Licencja
On the Nature of Hittite Diplomatic Relations with Mycenaean Rulers
Abstrakt (EN)
The paper is written as a part of project ‘The Trojan Catalogue (Hom. Il. 2.816-877) and the Peoples of western Anatolia in the Late Bronze Age and Early Iron Age. A Study of the Homeric Text in the Light of Hittite Sources and Classical Geographical Tradition’ (2015/19/P/HS3/04161), which has received funding from the European Union’s Horizon 2020 research and innovation program under the Marie Skłodowska-Curie grant agreement No 665778 with the National Science Centre, Poland.
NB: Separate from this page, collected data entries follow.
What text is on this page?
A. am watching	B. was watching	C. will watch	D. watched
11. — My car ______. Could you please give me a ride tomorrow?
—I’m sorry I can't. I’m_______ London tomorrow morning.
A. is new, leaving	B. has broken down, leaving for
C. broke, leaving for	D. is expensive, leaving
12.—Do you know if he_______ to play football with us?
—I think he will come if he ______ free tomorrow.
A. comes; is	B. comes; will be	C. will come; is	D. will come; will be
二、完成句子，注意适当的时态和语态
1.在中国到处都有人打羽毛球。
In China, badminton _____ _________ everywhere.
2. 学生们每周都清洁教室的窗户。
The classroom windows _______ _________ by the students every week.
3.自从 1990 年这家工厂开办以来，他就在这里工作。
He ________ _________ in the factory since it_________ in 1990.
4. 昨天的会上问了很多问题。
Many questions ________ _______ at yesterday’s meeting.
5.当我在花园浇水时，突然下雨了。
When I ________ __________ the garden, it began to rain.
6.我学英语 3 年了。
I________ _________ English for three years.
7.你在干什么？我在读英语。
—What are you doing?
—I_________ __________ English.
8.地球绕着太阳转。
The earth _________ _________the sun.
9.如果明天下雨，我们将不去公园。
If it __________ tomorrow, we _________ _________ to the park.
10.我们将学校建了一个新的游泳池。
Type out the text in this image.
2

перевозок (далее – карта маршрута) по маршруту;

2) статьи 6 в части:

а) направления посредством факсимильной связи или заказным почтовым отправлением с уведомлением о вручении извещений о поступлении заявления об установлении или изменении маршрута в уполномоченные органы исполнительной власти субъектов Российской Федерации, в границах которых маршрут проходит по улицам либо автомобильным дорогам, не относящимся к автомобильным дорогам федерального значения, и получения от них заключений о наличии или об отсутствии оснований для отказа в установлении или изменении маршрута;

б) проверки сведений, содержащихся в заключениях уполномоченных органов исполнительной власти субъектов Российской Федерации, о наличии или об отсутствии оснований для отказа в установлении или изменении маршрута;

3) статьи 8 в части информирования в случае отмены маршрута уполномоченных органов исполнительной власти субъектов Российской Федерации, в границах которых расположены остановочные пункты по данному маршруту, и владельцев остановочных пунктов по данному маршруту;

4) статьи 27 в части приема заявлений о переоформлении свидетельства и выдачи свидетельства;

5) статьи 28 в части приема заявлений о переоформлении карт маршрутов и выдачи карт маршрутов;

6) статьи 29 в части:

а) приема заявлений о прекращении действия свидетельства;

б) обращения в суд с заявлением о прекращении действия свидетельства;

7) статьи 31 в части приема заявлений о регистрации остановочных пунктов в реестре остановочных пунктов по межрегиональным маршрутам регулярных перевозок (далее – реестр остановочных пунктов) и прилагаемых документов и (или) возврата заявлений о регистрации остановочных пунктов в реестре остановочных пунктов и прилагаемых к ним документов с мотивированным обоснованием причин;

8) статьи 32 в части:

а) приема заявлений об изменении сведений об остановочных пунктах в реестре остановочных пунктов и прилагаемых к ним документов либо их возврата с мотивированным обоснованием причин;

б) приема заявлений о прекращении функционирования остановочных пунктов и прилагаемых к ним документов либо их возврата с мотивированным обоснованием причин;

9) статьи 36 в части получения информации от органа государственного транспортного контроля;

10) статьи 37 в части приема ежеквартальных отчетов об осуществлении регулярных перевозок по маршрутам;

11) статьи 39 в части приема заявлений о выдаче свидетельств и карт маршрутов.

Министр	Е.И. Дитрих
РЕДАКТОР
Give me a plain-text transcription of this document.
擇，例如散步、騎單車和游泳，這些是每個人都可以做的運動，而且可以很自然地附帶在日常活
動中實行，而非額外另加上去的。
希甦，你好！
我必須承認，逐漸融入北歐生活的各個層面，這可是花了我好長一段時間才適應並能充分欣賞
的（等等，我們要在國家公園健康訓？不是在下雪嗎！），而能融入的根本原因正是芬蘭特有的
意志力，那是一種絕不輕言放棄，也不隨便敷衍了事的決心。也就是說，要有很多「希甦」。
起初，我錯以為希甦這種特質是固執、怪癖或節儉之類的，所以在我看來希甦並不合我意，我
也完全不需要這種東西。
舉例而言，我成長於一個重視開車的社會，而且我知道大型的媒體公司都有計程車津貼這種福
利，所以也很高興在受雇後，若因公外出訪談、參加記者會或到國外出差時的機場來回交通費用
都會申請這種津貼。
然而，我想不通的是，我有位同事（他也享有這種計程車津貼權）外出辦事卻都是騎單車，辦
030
The origins of the vast discussion concerning Ahhiyawa of Hittite texts go back to Emil Forrer’s lecture in Berlin and his two renowned articles on the topic published in 1924. It can be summarized as follows: today the majority opinion is that the term has primarily “a vague ethno-geographical connotation, referring to the Mycenaean world and people living there (including Mycenaean settlers in the Aegean coastal area of western Anatolia and on the adjacent islands), rather than to a specific political unit in Anatolia or elsewhere”,3 though the sources of the 13th century BC refer also to a Mycenaean kingdom and its rulers.